Troubles did not seem to have an end as even after smooth transfer of the
kernel by TFTP, the kernel refused to boot. The client either frantically
"seek"-ed ( I know that the past-tense of seek is sought, in case you are
wondering) the floppy disk or the speaker beeped madly! I had surely compiled
in support for root-file-system over NFS and RARP into the
nodes' kernel and had used rdev to make the root-image bytes point
to NFS, but to no avail, as the kernel simply refused to boot.
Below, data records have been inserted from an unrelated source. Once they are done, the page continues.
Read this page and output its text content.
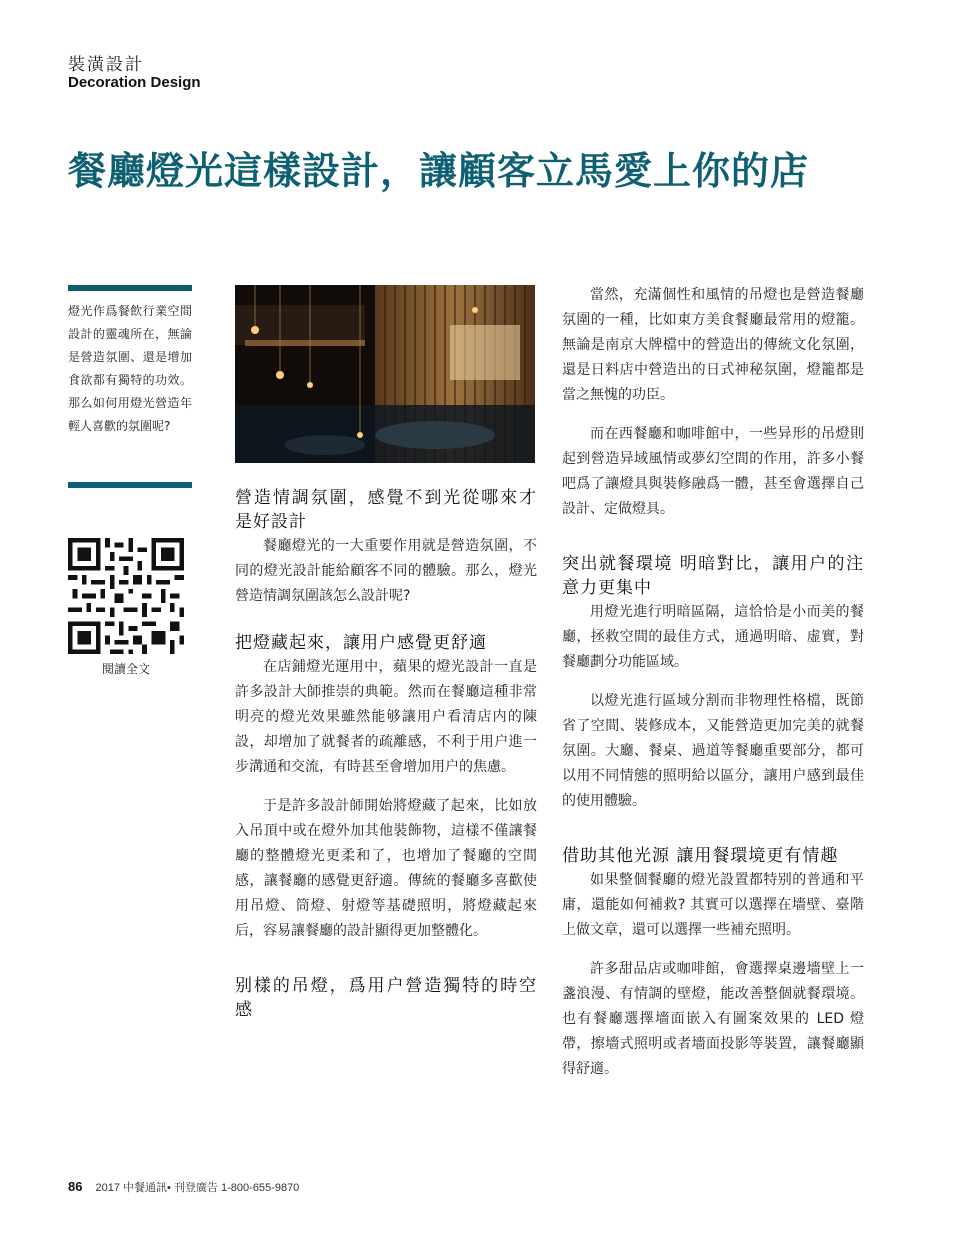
裝潢設計
Decoration Design
餐廳燈光這樣設計，讓顧客立馬愛上你的店
燈光作爲餐飲行業空間設計的靈魂所在，無論是營造氛圍、還是增加食欲都有獨特的功效。那么如何用燈光營造年輕人喜歡的氛圍呢?
閱讀全文
營造情調氛圍，感覺不到光從哪來才是好設計

餐廳燈光的一大重要作用就是營造氛圍，不同的燈光設計能給顧客不同的體驗。那么，燈光營造情調氛圍該怎么設計呢?

把燈藏起來，讓用户感覺更舒適

在店鋪燈光運用中，蘋果的燈光設計一直是許多設計大師推崇的典範。然而在餐廳這種非常明亮的燈光效果雖然能够讓用户看清店内的陳設，却增加了就餐者的疏離感，不利于用户進一步溝通和交流，有時甚至會增加用户的焦慮。

于是許多設計師開始將燈藏了起來，比如放入吊頂中或在燈外加其他裝飾物，這樣不僅讓餐廳的整體燈光更柔和了，也增加了餐廳的空間感，讓餐廳的感覺更舒適。傳統的餐廳多喜歡使用吊燈、筒燈、射燈等基礎照明，將燈藏起來后，容易讓餐廳的設計顯得更加整體化。

别樣的吊燈，爲用户營造獨特的時空感

當然，充滿個性和風情的吊燈也是營造餐廳氛圍的一種，比如東方美食餐廳最常用的燈籠。無論是南京大牌檔中的營造出的傳統文化氛圍，還是日料店中營造出的日式神秘氛圍，燈籠都是當之無愧的功臣。

而在西餐廳和咖啡館中，一些异形的吊燈則起到營造异域風情或夢幻空間的作用，許多小餐吧爲了讓燈具與裝修融爲一體，甚至會選擇自己設計、定做燈具。

突出就餐環境 明暗對比，讓用户的注意力更集中

用燈光進行明暗區隔，這恰恰是小而美的餐廳，拯救空間的最佳方式，通過明暗、虚實，對餐廳劃分功能區域。

以燈光進行區域分割而非物理性格檔，既節省了空間、裝修成本，又能營造更加完美的就餐氛圍。大廳、餐桌、過道等餐廳重要部分，都可以用不同情態的照明給以區分，讓用户感到最佳的使用體驗。

借助其他光源 讓用餐環境更有情趣

如果整個餐廳的燈光設置都特别的普通和平庸，還能如何補救? 其實可以選擇在墻壁、臺階上做文章，還可以選擇一些補充照明。

許多甜品店或咖啡館，會選擇桌邊墻壁上一盞浪漫、有情調的壁燈，能改善整個就餐環境。也有餐廳選擇墻面嵌入有圖案效果的 LED 燈帶，擦墻式照明或者墻面投影等裝置，讓餐廳顯得舒適。

86 2017 中餐通訊• 刊登廣告 1-800-655-9870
At this
point I received an inspiration in the form of bala's statement: "Look
boss, none of the kernels you are compiling are booting, okay!" This made
me consider whether the configuration/compilation process itself was faulty?!
Till then I was configuring/compiling with "make xconfig" and with this
"inspiration" from bala, I decided to use "make menuconfig" instead. And
hey, I couldn't believe it: the kernel thus compiled booted fine and attempted
to mount its root-file-system over NFS. Both of us heaved a sigh of relief
and from then on, it was smooth sailing for us. Moral: the "make xconfig"
process somehow damages the kernel when you are compiling monolithic (non-modular)
support for "root-file-system over NFS" and probably also "RARP". "make
menuconfig" does it fine.
After this process of kernel compilation and successful transmission over
the network, some care had to be taken over giving required NFS
permission. By the way, NFS export permission needs to be given
to the /tftpboot directory of the master, so that the clients can successfully
boot over the network. (this seemed funny to me!) The root-file-system
for all the nodes were created in the directory "nfsroot" in the "/" of
the master as "/nfsroot/node2, /nfsroot/node3", etc. These directories
were identical for all practical purposes except for the mandatory changes
in the "/etc" of each node, such as "/etc/HOSTNAME". So we exported the
following file-systems to the clients from the master: /usr, /home,
and /opt. All the rest of the root directories were created manually (for
node2) and then copied for the other nodes. All the directories (such
as /bin, /sbin, etc) were simply copied from the master using "cp"
(by root, of course) with two very important exceptions: the /dev and /tmp
directories of the nodes. The /dev being a special directory defining devices,
should be cloned using "tar" and the /tmp directory on all the nodes has
to be manually created by the root on all nodes and most importantly, "777"
permission has to be given to /tmp on all the nodes. This was important
for the parallel programming interface (LAM-MPI
) on the nodes to function properly.